Konuyla ilgili Onma Psikoloji’den Psikolog Buse Şimşek, İhlas Haber Ajansı’na açıklamalarda bulundu. Psikolog Şimşek, “Toplumun dayattığı neşe, mutluluk ve başarı beklentileri çoğu bireyin kendisiyle ve hayatıyla ilgili sorgulama sürecine girmesine neden olur. Ve böylece bu dönem kişiye derin bir duygusal yük ve stres kaynağı oluşturur. Yeni bir yılın gelişi sıklıkla umut ve motivasyon duygularıyla ilişkilendirilir. Birçok kişi, yılbaşı zamanı geçmiş yılı değerlendirirken kendine yeni hedefler belirler. “Yeni bir başlangıç” fikri, özellikle zor bir yıl geçirenler için güçlü bir iyileşme kaynağı olurken kendilerine olan inancı arttırabilir. Yeni yıl kararları, bireylerin hayatlarında kontrol sahibi olduklarını hissetmelerini sağlar ve geleceğe yönelik daha pozitif bir tutum sergilemelerine yardımcı olur” ifadelerini kullandı.
“Her zaman olumlu duygular olmaz”
Yeni yılın her zaman kişide olumlu duygular oluşturmadığına dikkat çeken Psikolog Şimşek, daha sonra şunları söyledi:
“Yeni yılın başlangıcı her zaman kişide olumlu duygulara neden olmaz. Bunun aksine “ yeni bir sayfa açma” beklentisi, gerçekçi olmayan hedefler ve belirlenen hedeflere ulaşamama korkusu, kişiye stresi getirir. Bazı kişilerde bu dönem, geçen senenin hedefleri gerçekleşmediyse hayal kırıklığı ve yetersizlik hissini de beraberinde getirir. Özellikle mükemmeliyetçi kişilerde anksiyete ve motivasyon kaybına neden olabilir. Sosyal medya ve reklamlar, “mutlu olma” ve “başarıyı kutlama” temalarını sürekli vurgulayarak kişiler üzerinde baskı oluşturur. Genelde aile ve arkadaşlarla bir araya gelme dönemi yılbaşı kutlamalarıdır. Ancak, yalnız yaşayan ve güçlü bir sosyal çevresi olmayan kişiler için bu temalarla sıkça karşılaşmak yalnızlık hissini daha da derinleştirebilir. Özellikle de kayıp yaşamış bireylerde yaş sürecini yeniden tetikleyebilir.”
“Yılbaşı, kaygı ve suçluluk hissini tetikleyebilir”
Yılbaşının tüketimlerinde arttığı bir dönem olduğuna dikkat çeken Psikolog Buse Şimşek, “Yılbaşı dönemi, ekonomik olarak tüketim beklentisinin arttığı bir dönemdir.
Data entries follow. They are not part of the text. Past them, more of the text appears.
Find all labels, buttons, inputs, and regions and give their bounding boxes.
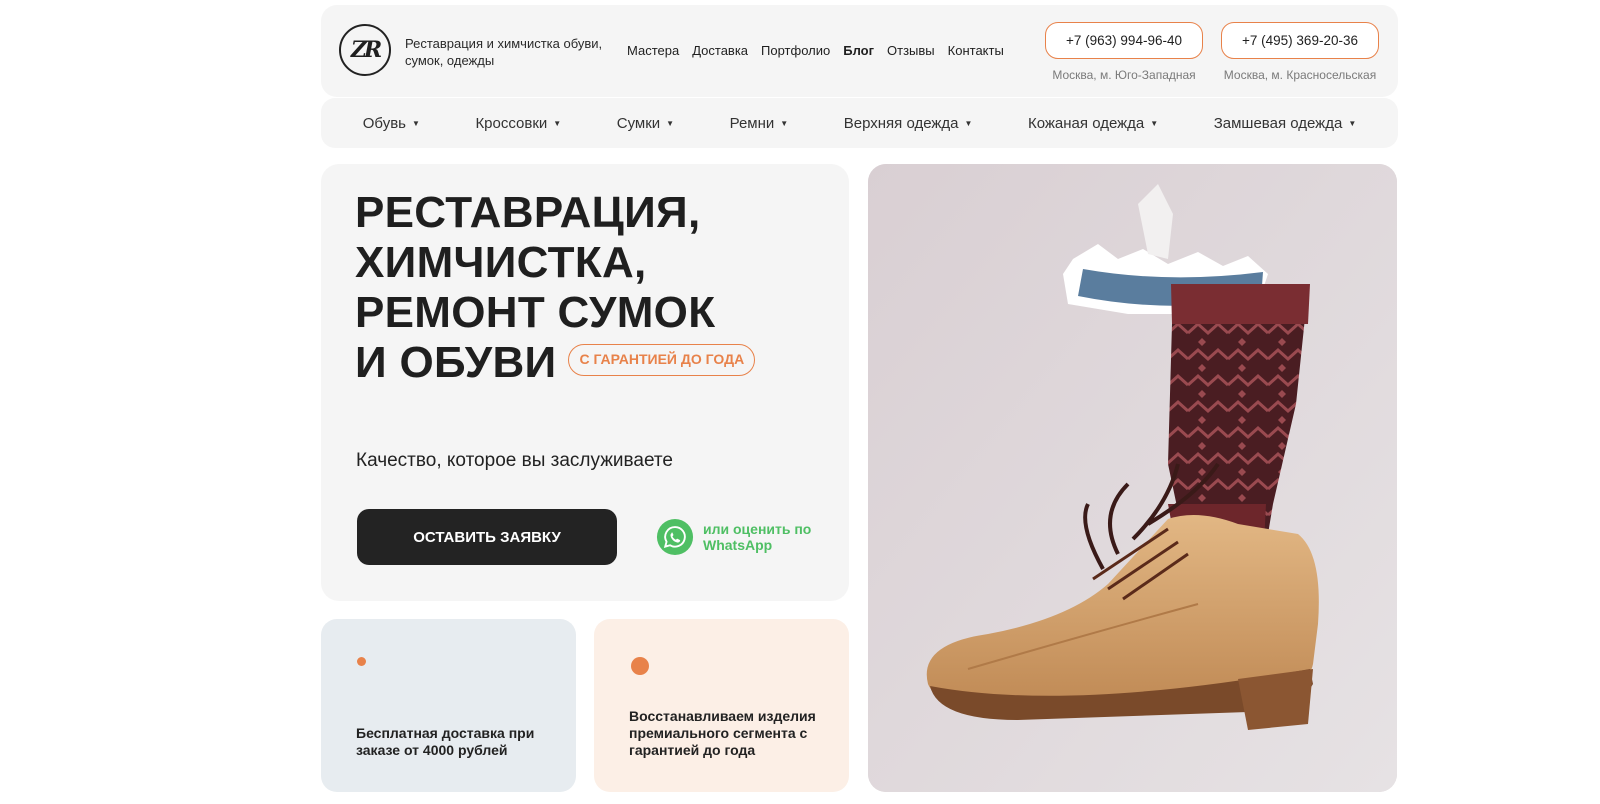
hero-title-line: ХИМЧИСТКА, (355, 238, 647, 287)
phone-location-1: Москва, м. Юго-Западная (1052, 68, 1196, 82)
category-label: Ремни (729, 114, 775, 132)
caret-down-icon: ▼ (411, 118, 420, 128)
hero-image-shoe (868, 164, 1397, 792)
category-outerwear[interactable]: Верхняя одежда ▼ (844, 115, 973, 132)
feature-card-delivery: Бесплатная доставка при заказе от 4000 р… (321, 619, 576, 792)
nav-link-reviews[interactable]: Отзывы (887, 43, 935, 58)
category-label: Сумки (616, 114, 661, 132)
category-sneakers[interactable]: Кроссовки ▼ (475, 115, 561, 132)
whatsapp-label: или оценить по WhatsApp (703, 521, 812, 553)
feature-text: Восстанавливаем изделия премиального сег… (629, 708, 816, 758)
site-header: ZR Реставрация и химчистка обуви, сумок,… (321, 5, 1398, 97)
phone-button-1[interactable]: +7 (963) 994-96-40 (1045, 22, 1203, 59)
accent-dot-icon (631, 657, 649, 675)
category-label: Обувь (362, 114, 406, 132)
caret-down-icon: ▼ (553, 118, 562, 128)
main-nav: Мастера Доставка Портфолио Блог Отзывы К… (627, 43, 1017, 58)
logo-icon[interactable]: ZR (339, 24, 391, 76)
category-menu: Обувь ▼ Кроссовки ▼ Сумки ▼ Ремни ▼ Верхняя … (321, 98, 1398, 148)
nav-link-contacts[interactable]: Контакты (948, 43, 1004, 58)
nav-link-portfolio[interactable]: Портфолио (761, 43, 830, 58)
hero-card: РЕСТАВРАЦИЯ, ХИМЧИСТКА, РЕМОНТ СУМОК И О… (321, 164, 849, 601)
accent-dot-icon (357, 657, 366, 666)
category-belts[interactable]: Ремни ▼ (730, 115, 789, 132)
feature-card-premium: Восстанавливаем изделия премиального сег… (594, 619, 849, 792)
caret-down-icon: ▼ (666, 118, 675, 128)
category-label: Замшевая одежда (1213, 114, 1343, 132)
submit-request-button[interactable]: ОСТАВИТЬ ЗАЯВКУ (357, 509, 617, 565)
contact-block-1: +7 (963) 994-96-40 Москва, м. Юго-Западн… (1045, 22, 1203, 82)
category-label: Кроссовки (475, 114, 548, 132)
category-label: Кожаная одежда (1027, 114, 1145, 132)
nav-link-delivery[interactable]: Доставка (692, 43, 748, 58)
category-leather-clothing[interactable]: Кожаная одежда ▼ (1028, 115, 1158, 132)
whatsapp-icon (656, 518, 694, 556)
phone-location-2: Москва, м. Красносельская (1223, 68, 1377, 82)
nav-link-blog[interactable]: Блог (843, 43, 874, 58)
shoe-illustration (868, 164, 1397, 792)
contact-block-2: +7 (495) 369-20-36 Москва, м. Красносель… (1221, 22, 1379, 82)
hero-title-line-last: И ОБУВИ С ГАРАНТИЕЙ ДО ГОДА (355, 338, 835, 388)
whatsapp-link[interactable]: или оценить по WhatsApp (656, 518, 813, 556)
caret-down-icon: ▼ (964, 118, 973, 128)
caret-down-icon: ▼ (1150, 118, 1159, 128)
caret-down-icon: ▼ (780, 118, 789, 128)
hero-title-line-text: И ОБУВИ (355, 338, 557, 387)
guarantee-badge: С ГАРАНТИЕЙ ДО ГОДА (568, 344, 756, 377)
hero-title: РЕСТАВРАЦИЯ, ХИМЧИСТКА, РЕМОНТ СУМОК И О… (355, 188, 835, 388)
category-bags[interactable]: Сумки ▼ (617, 115, 674, 132)
nav-link-masters[interactable]: Мастера (627, 43, 679, 58)
feature-text: Бесплатная доставка при заказе от 4000 р… (356, 725, 535, 758)
category-label: Верхняя одежда (843, 114, 959, 132)
phone-button-2[interactable]: +7 (495) 369-20-36 (1221, 22, 1379, 59)
caret-down-icon: ▼ (1348, 118, 1357, 128)
brand-tagline: Реставрация и химчистка обуви, сумок, од… (405, 36, 603, 68)
hero-subtitle: Качество, которое вы заслуживаете (356, 450, 673, 471)
hero-title-line: РЕМОНТ СУМОК (355, 288, 716, 337)
category-suede-clothing[interactable]: Замшевая одежда ▼ (1214, 115, 1357, 132)
category-shoes[interactable]: Обувь ▼ (363, 115, 420, 132)
hero-title-line: РЕСТАВРАЦИЯ, (355, 188, 701, 237)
Hediye alma zorunluluğu, dışarıda yapılan kutlamaların maliyeti ve her şeyin “en iyisi” olmasına yönelik baskı, özellikle ekonomik zorluklar yaşayan bireylerde kaygı ve suçluluk hissini tetikleyebilir. Yılbaşı, bireylerin geçmişlerini sorguladığı ve geleceğe dair planlar yaptığı bir dönemdir. Bu sorgulama süreci, kişinin yaşamında değişim ihtiyacını fark etmesine yol açabilir. Kariyer, ilişkiler veya kişisel gelişim gibi konularda değişiklik yapma isteği, kişide hem motivasyon hem de kaygı oluşturur. Her iki duygunun da doğal olduğunu kabul etmek, onları daha iyi yönetmeye yardımcı olur.”
“Yılbaşı, yeni hedefler belirlememiz için bize fırsatlar sunar”
Ayrıca Psikolog Şimşek, yılbaşında olumlu etkilerinin artması ve olumsuz duyguları en aza irca etmek için şunların yapılması gerektiğini vurguladı:
“Kendinize şefkatli olun, gerçekçi hedefler belirleyin, geçen yılın öğrettiklerine odaklanın, sosyal medyanın üzerinizdeki etkisini kontrol edin, ekonomik planlama yapın, sosyal bağlantılara öncelik verin, baş edemediğiniz noktalarda destek alın. Yılbaşı, geçmişimizi geride bırakıp yeni hedefler belirlememiz için bize fırsatlar sunar. Gereksiz bir baskının içine hapsolmak yerine, bu dönemi bir fırsat olarak görmeliyiz. Ayrıca geçmiş yüklerimizi geride bırakarak ileriye daha sağlıklı bakmalıyız.”